For nearly a century, the states have debated whether and to what extent their state court systems should be unified. Even the word itself has been the subject of ontological discourse (“What does “unified” mean, anyway?) As the ongoing budget crises force courts to review the way in which they deliver their core services, unification (however defined) is once again being submitted as a possible solution.
HB 470 comes out of the recommendations of the state’s Commission on Judicial Operation which has said on its website that “Vermonters can no longer afford the inefficiencies of our outdated court system. ” The Commission itself was created at the request of the legislature to “reduce the judiciary’s budget and enhance the efficient and effective delivery of judicial services.”

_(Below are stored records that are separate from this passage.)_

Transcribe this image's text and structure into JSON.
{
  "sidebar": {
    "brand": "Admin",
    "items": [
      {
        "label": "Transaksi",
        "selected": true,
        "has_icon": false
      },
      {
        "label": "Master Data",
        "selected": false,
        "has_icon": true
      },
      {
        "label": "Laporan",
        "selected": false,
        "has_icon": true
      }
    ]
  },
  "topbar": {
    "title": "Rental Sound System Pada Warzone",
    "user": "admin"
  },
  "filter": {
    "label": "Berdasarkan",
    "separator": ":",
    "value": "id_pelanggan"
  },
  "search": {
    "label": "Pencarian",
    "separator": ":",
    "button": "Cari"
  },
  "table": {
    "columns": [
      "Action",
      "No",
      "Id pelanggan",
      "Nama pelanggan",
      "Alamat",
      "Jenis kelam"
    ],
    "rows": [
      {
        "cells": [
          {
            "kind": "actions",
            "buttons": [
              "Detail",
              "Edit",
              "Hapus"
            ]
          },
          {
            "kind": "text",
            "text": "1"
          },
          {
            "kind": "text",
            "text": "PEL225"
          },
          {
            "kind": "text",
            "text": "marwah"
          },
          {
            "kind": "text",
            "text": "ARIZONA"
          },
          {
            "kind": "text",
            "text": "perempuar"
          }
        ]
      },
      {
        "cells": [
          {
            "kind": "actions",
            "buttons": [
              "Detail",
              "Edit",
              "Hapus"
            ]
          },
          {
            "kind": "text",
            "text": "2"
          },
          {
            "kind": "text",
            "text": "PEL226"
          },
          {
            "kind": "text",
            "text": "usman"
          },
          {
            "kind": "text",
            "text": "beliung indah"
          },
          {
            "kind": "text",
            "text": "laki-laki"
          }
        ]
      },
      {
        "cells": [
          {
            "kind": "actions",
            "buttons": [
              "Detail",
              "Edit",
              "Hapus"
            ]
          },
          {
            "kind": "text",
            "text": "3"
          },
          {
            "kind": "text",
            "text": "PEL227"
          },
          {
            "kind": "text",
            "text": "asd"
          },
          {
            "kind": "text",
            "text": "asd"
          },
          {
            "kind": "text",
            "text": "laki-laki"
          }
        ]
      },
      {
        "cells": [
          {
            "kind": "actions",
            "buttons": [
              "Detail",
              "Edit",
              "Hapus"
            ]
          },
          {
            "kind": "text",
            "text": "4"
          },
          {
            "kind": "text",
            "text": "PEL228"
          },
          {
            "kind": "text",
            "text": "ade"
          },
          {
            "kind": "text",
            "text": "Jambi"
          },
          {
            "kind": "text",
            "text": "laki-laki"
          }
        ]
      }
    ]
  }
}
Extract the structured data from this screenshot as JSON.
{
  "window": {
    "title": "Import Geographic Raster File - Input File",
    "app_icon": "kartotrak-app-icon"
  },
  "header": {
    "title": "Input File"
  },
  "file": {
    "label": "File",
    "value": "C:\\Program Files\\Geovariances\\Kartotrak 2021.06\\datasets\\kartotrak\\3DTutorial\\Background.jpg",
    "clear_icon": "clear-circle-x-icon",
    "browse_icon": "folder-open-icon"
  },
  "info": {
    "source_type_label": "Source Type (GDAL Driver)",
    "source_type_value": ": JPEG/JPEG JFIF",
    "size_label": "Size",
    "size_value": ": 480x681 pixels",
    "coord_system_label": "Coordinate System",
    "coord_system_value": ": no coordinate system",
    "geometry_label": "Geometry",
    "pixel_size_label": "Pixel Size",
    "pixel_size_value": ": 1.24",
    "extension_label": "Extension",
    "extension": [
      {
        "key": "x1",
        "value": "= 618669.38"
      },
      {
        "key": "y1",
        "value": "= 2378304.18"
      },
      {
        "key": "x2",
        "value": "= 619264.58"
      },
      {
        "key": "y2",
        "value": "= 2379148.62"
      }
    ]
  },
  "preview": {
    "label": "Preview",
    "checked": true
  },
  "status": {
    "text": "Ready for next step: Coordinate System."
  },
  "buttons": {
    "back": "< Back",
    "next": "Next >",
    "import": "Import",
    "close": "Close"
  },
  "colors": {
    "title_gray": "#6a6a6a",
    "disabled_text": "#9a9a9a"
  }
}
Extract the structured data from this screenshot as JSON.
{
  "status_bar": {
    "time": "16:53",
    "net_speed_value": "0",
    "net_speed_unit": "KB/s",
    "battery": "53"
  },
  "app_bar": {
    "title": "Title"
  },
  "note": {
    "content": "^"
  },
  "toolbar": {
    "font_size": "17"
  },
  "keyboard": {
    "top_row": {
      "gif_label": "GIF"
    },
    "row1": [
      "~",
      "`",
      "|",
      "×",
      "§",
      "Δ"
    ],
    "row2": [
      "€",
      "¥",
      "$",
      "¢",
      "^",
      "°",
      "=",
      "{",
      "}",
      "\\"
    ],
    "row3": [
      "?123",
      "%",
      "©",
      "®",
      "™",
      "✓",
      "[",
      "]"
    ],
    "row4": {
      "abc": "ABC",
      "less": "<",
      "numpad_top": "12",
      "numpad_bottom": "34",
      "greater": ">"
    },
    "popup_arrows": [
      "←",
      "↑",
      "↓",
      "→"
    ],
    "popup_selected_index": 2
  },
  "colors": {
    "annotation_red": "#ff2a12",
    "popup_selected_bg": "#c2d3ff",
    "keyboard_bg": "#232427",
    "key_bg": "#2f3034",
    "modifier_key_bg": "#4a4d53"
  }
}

The bill would consolidate judicial functions by eliminating the Probate, Family, and District Courts (click here for current court structure chart, courtesy of the NCSC Court Statistics Project) and “establish[ing] a unified court system under the administrative control of the Supreme Court.” This unified system would consist of the Supreme Court and Superior Court, the later to absorb the Probate, Family and District Courts. This new Superior Court would have four divisions: civil, criminal, family, and probate, which would have the same subject matter jurisdiction currently had by the current Superior, District, Family, and Probate courts. Additionally, the state’s probate and judicial districts would be redrawn with districts no longer drawn along county lines. Moreover, all judges of the new Superior Court would be required to be attorneys, a qualification currently not mandatory for Probate Court judges. Finally, the state’s “assistant judges” (non-attorneys who may serve as “side judges” on cases) would not longer be allowed any judicial, adjudicative functions.
It remains to be seen whether this legislation will advance, and if so how far, before the legislature adjourns sometime in late April.